Baidu Intelligent Cloud appears to have more industry end-users, focusing on facilitating large model application development for industries (similar to OpenAI) and empowering Baidu's own products with large models. According to official data, as of August 31, within just over forty days of Wenxin Yiyan's public release, the Wenxin large model has reached 4,500 users, 54,000 developers, 4,300 scenarios, 825 applications, and 500 plugins.

Meanwhile, players like Huawei Cloud and China Telecom's Tianyi Cloud emphasize creating self-developed, controllable large model solutions based on full-stack proprietary advantages to empower industry applications. Additionally, some emerging cloud providers are finding opportunities.

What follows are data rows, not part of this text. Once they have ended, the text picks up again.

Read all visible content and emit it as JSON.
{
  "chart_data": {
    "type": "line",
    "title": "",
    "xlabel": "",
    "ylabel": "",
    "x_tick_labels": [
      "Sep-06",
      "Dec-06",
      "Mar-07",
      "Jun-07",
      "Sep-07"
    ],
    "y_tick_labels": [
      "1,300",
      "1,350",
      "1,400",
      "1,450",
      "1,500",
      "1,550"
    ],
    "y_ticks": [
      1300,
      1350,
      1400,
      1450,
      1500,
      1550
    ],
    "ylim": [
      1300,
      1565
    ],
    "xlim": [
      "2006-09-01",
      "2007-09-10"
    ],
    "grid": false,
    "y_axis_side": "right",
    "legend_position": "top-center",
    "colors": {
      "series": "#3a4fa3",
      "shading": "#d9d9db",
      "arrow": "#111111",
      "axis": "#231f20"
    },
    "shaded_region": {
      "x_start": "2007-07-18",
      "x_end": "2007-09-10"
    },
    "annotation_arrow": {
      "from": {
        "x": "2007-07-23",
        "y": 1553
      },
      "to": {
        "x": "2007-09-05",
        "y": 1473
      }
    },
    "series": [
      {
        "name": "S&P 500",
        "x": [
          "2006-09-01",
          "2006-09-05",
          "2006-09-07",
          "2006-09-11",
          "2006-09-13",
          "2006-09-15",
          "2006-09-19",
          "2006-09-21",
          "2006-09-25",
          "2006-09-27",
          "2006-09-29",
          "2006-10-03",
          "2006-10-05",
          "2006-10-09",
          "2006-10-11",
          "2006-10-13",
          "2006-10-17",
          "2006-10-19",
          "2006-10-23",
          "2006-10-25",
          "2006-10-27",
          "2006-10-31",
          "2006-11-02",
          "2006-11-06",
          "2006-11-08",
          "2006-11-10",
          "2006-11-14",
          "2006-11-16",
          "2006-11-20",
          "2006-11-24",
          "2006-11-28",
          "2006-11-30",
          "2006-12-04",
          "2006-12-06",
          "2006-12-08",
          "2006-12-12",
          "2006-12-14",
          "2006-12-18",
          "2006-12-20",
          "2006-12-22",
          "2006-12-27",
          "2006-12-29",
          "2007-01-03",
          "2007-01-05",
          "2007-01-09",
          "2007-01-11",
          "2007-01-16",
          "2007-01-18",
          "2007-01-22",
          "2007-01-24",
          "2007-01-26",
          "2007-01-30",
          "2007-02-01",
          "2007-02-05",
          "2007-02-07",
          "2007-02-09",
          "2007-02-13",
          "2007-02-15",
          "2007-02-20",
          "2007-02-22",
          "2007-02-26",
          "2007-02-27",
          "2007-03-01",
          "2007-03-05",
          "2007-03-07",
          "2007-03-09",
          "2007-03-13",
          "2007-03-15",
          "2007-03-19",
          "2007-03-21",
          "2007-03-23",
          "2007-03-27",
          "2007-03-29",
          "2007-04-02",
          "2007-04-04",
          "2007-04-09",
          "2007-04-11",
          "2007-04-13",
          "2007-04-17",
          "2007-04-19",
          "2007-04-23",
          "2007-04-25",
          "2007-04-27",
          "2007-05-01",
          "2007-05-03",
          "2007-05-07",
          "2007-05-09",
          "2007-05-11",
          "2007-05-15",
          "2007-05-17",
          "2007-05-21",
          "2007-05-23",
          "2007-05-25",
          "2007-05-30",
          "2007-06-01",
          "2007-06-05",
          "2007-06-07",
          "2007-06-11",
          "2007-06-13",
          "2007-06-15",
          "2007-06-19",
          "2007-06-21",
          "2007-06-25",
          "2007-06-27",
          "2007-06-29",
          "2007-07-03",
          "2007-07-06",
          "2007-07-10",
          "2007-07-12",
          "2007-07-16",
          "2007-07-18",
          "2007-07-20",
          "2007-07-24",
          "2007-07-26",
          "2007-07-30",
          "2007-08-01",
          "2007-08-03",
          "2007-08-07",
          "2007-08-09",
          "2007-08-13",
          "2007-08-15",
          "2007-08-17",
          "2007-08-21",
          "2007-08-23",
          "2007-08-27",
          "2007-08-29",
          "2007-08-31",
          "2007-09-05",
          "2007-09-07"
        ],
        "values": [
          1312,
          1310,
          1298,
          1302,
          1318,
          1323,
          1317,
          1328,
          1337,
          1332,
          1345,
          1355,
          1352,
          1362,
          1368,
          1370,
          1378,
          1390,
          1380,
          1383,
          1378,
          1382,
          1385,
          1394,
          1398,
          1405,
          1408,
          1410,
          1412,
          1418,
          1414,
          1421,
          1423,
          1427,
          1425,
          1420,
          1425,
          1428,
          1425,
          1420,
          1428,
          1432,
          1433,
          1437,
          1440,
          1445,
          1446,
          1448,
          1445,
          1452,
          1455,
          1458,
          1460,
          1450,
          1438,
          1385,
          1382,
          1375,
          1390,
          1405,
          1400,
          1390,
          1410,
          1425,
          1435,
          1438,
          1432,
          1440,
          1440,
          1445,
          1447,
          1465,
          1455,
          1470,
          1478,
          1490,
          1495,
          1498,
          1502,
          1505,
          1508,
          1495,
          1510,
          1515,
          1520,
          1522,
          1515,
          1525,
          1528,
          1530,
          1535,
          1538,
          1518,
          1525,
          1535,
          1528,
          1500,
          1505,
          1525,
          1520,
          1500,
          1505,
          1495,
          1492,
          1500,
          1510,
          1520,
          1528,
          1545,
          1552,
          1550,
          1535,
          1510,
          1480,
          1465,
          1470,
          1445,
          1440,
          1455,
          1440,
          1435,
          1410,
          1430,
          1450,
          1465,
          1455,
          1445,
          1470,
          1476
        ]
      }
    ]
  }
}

For example, Volcano Engine has attracted many large model clients by leveraging its extensive video business GPU resources, massive data, and experience in self-developed AI large models.

The "client acquisition battle" among cloud giants continues to evolve. On one hand, they still need to expand their territories and acquire more clients. On the other hand, with upstream supply constraints, each is implementing funnel strategies to select more capable large model providers and more benchmark industry end-users to jointly advance the commercialization of large models.

Large models are transforming the landscape of cloud services, with PaaS and MaaS businesses like large model development platforms showing greater potential. This remains an undecided market. Large model application development and deployment have become the "second battlefield." The cloud giant whose platform can incubate more successful large model or AIGC applications will likely take the lead in this new arena.